Our program focuses on creating the blueprints to develop next generation microchips that deliver low-cost and high efficiency results. Director of the Centre for Technology Infusion, Professor Aniruddha Desai leads our team to research microchips that focus on the growing market of mature microchip technologies.
In comparison to high-end microchip technology, mature microchips are cheaper to manufacture, larger in nanometre size and efficient in conducting analogue and digital functionality for various types of devices. We develop microchips for devices such as power management units, analogue-to-digital converters and radio frequency circuits. Our team also specialises in integrating custom micro-processors memory and overall a comprehensive suite of micro nanotechnology for digital devices.
Our team supports start-up companies who are searching for custom microchips to power their prototype devices. The mature microchip design is energy efficient, improving the battery life of devices by 20 - 40 per cent without sacrificing performance. Improved battery life with faster processing and lower production costs are key goals behind the research and development in our program.

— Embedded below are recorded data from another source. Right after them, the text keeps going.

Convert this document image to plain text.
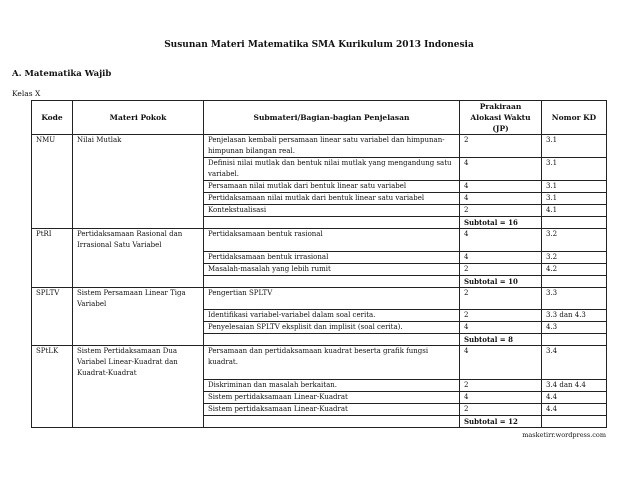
Susunan Materi Matematika SMA Kurikulum 2013 Indonesia
A. Matematika Wajib
Kelas X
Kode	Materi Pokok	Submateri/Bagian-bagian Penjelasan	Prakiraan Alokasi Waktu (JP)	Nomor KD
NMU	Nilai Mutlak	Penjelasan kembali persamaan linear satu variabel dan himpunan-himpunan bilangan real.	2	3.1
		Definisi nilai mutlak dan bentuk nilai mutlak yang mengandung satu variabel.	4	3.1
		Persamaan nilai mutlak dari bentuk linear satu variabel	4	3.1
		Pertidaksamaan nilai mutlak dari bentuk linear satu variabel	4	3.1
		Kontekstualisasi	2	4.1
			Subtotal = 16	
PtRI	Pertidaksamaan Rasional dan Irrasional Satu Variabel	Pertidaksamaan bentuk rasional	4	3.2
		Pertidaksamaan bentuk irrasional	4	3.2
		Masalah-masalah yang lebih rumit	2	4.2
			Subtotal = 10	
SPLTV	Sistem Persamaan Linear Tiga Variabel	Pengertian SPLTV	2	3.3
		Identifikasi variabel-variabel dalam soal cerita.	2	3.3 dan 4.3
		Penyelesaian SPLTV eksplisit dan implisit (soal cerita).	4	4.3
			Subtotal = 8	
SPtLK	Sistem Pertidaksamaan Dua Variabel Linear-Kuadrat dan Kuadrat-Kuadrat	Persamaan dan pertidaksamaan kuadrat beserta grafik fungsi kuadrat.	4	3.4
		Diskriminan dan masalah berkaitan.	2	3.4 dan 4.4
		Sistem pertidaksamaan Linear-Kuadrat	4	4.4
		Sistem pertidaksamaan Linear-Kuadrat	2	4.4
			Subtotal = 12	
masketirr.wordpress.com
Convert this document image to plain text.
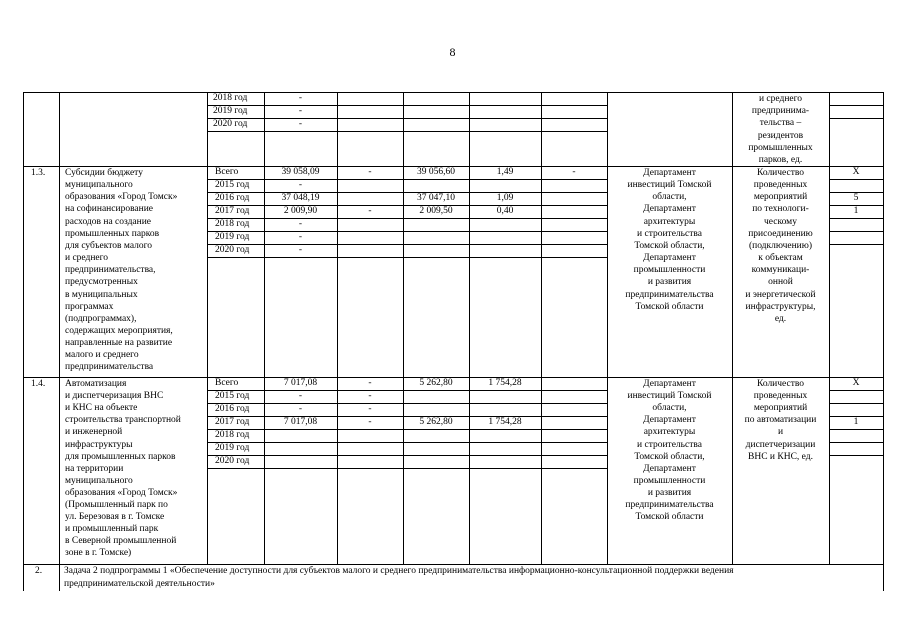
8
2018 год
2019 год
2020 год
-
-
-
и среднего
предпринима-
тельства –
резидентов
промышленных
парков, ед.
1.3. Субсидии бюджету
муниципального
образования «Город Томск»
на софинансирование
расходов на создание
промышленных парков
для субъектов малого
и среднего
предпринимательства,
предусмотренных
в муниципальных
программах
(подпрограммах),
содержащих мероприятия,
направленные на развитие
малого и среднего
предпринимательства
Всего
2015 год
2016 год
2017 год
2018 год
2019 год
2020 год
39 058,09
-
37 048,19
2 009,90
-
-
-
-
-
39 056,60
37 047,10
2 009,50
1,49
1,09
0,40
-	Департамент
инвестиций Томской
области,
Департамент
архитектуры
и строительства
Томской области,
Департамент
промышленности
и развития
предпринимательства
Томской области
Количество
проведенных
мероприятий
по технологи-
ческому
присоединению
(подключению)
к объектам
коммуникаци-
онной
и энергетической
инфраструктуры,
ед.
Х
5
1
1.4. Автоматизация
и диспетчеризация ВНС
и КНС на объекте
строительства транспортной
и инженерной
инфраструктуры
для промышленных парков
на территории
муниципального
образования «Город Томск»
(Промышленный парк по
ул. Березовая в г. Томске
и промышленный парк
в Северной промышленной
зоне в г. Томске)
Всего
2015 год
2016 год
2017 год
2018 год
2019 год
2020 год
7 017,08
-
-
7 017,08
-
-
-
-
5 262,80
5 262,80
1 754,28
1 754,28
Департамент
инвестиций Томской
области,
Департамент
архитектуры
и строительства
Томской области,
Департамент
промышленности
и развития
предпринимательства
Томской области
Количество
проведенных
мероприятий
по автоматизации
и
диспетчеризации
ВНС и КНС, ед.
Х
1
2. Задача 2 подпрограммы 1 «Обеспечение доступности для субъектов малого и среднего предпринимательства информационно-консультационной поддержки ведения
предпринимательской деятельности»
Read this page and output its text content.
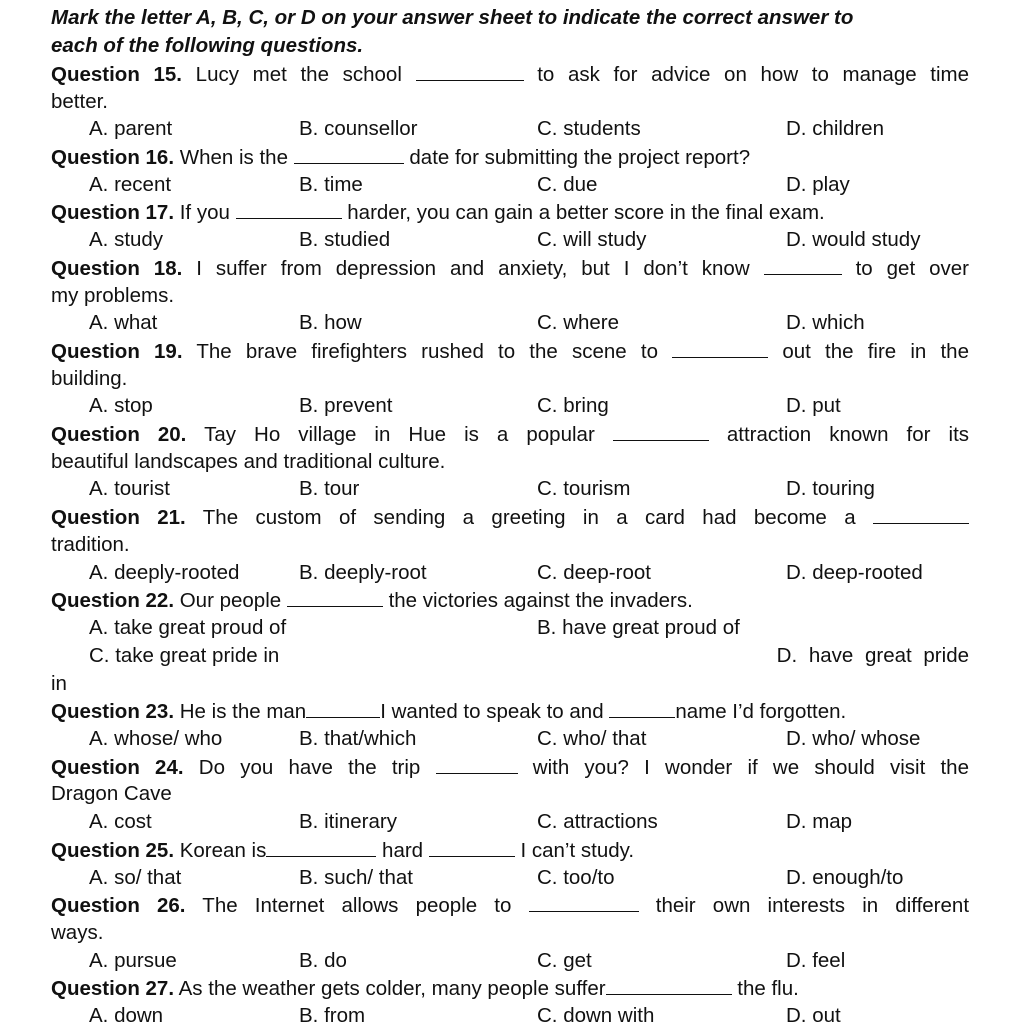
Mark the letter A, B, C, or D on your answer sheet to indicate the correct answer to
each of the following questions.
Question 15. Lucy met the school	to ask for advice on how to manage time
better.
A. parent	B. counsellor	C. students	D. children
Question 16. When is the	date for submitting the project report?
A. recent	B. time	C. due	D. play
Question 17. If you	harder, you can gain a better score in the final exam.
A. study	B. studied	C. will study	D. would study
Question 18. I suffer from depression and anxiety, but I don’t know	to get over
my problems.
A. what	B. how	C. where	D. which
Question 19. The brave firefighters rushed to the scene to	out the fire in the
building.
A. stop	B. prevent	C. bring	D. put
Question 20. Tay Ho village in Hue is a popular	attraction known for its
beautiful landscapes and traditional culture.
A. tourist	B. tour	C. tourism	D. touring
Question 21. The custom of sending a greeting in a card had become a
tradition.
A. deeply-rooted	B. deeply-root	C. deep-root	D. deep-rooted
Question 22. Our people	the victories against the invaders.
A. take great proud of	B. have great proud of
C. take great pride in	D. have great pride
in
Question 23. He is the man	I wanted to speak to and	name I’d forgotten.
A. whose/ who	B. that/which	C. who/ that	D. who/ whose
Question 24. Do you have the trip	with you? I wonder if we should visit the
Dragon Cave
A. cost	B. itinerary	C. attractions	D. map
Question 25. Korean is	hard	I can’t study.
A. so/ that	B. such/ that	C. too/to	D. enough/to
Question 26. The Internet allows people to	their own interests in different
ways.
A. pursue	B. do	C. get	D. feel
Question 27. As the weather gets colder, many people suffer	the flu.
A. down	B. from	C. down with	D. out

Our team also develops artificial intelligence and machine learning algorithms to operate on the microchips to allow maximum processing power while minimising energy usage.
Lead researcher - Professor Aniruddha Desai, Research Professor and Director of Centre for Technology Infusion
About - How to reduce food waste across the supply chain is one of the biggest issues currently faced by food producers and processors, with nearly one third of food wasted across the global supply chain.
Our team is developing a low-cost and ultra-low power microchip device which will collect data such as temperature, humidity, various gases, light, shock and acceleration from the surrounding environment. The goal is to attach these devices to the physical food packaging to analyse conditions throughout the supply chain (ie farm gate, warehouse, shop front).
The condition of the food in the container is continuously monitored using artificial intelligence and machine learning algorithms, with this data relayed to the customer in real time. The microchip can operate independently, is reusable by re-attaching to different containers and runs on license free radio frequencies.
We expect the results of this project to help many companies reduce food waste in their supply chains by giving them the ability to monitoring condition through a low cost, low impact device.
Professor Aniruddha Desai – Research Professor and Director of the Centre for Technology Infusion
Professor James Maxwell – Professor in Manufacturing Engineering
Associate Professor Ing Kong – Associate Professor in Manufacturing Engineering
Mr Mithlesh Meena – Program Manager at the Centre for Technology Infusion
Our research program focuses on developing ultra-low power and low-cost next generation microchips to support a wide range of new devices emerging from innovative start-up companies.